Posted By Martin Andler On 16 octobre 2008 @ 21:19 In Enseignement, Universités | Comments Disabled

Martin Andler est mathématicien, professeur à [1] l’université de Versailles-Saint-Quentin.

 

L’agrégation[2] [1] a une place particulière dans notre psyche nationale : garante d’un haut niveau des professeurs de lycée, base du recrutement des professeurs de classes préparatoires, mais aussi, dans bien des disciplines, étape quasi-indispensable d’une carrière universitaire.

Cette pluralité d’objectifs mériterait déjà qu’on s’y arrête. La place des classes préparatoires et des sections de techniciens supérieurs, la présence massive de « PRAG » (professeurs agrégés) en poste dans les universités avec un service d’enseignement double de celui des enseignants-chercheurs mettent clairement en évidence qu’il y a deux voies parallèles de recrutement des enseignants de l’enseignement post-baccalauréat (autrement dit l’enseignement supérieur sous toutes ses formes) : le doctorat et l’agrégation.

On peut naturellement se poser la question de fond de savoir s’il est légitime d’employer dans l’enseignement supérieur des enseignants non chercheurs. La question mérite débat. Mon point de vue personnel est que la réponse est positive : un certain nombre d’enseignements nécessaires dans une formation universitaire peuvent être pris en charge par des enseignants à plein temps.

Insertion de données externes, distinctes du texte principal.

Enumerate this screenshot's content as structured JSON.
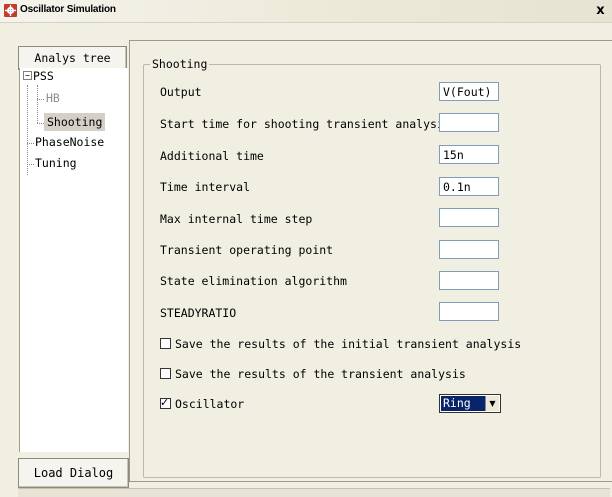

Que d’autres pensent que la réponse doive être négative n’empêche pas que dans la réalité une partie significative des heures d’enseignement[3] [2] dans l’enseignement supérieur est prodiguée par des enseignants non chercheurs.

Dans la plupart des autres pays, de tels enseignants non chercheurs ont leurs équivalents, mais dont le diplôme de référence est le doctorat. Pourquoi cette différence ? Est-elle une spécificité française dont nous devrions être fiers ? Si l’on souhaite donner un sens à la notion de formation par la recherche, s’il y a bien un endroit où cette compétence (avoir fait un doctorat) devrait être reconnue, c’est bien l’enseignement supérieur[4] [3]? Paradoxe donc.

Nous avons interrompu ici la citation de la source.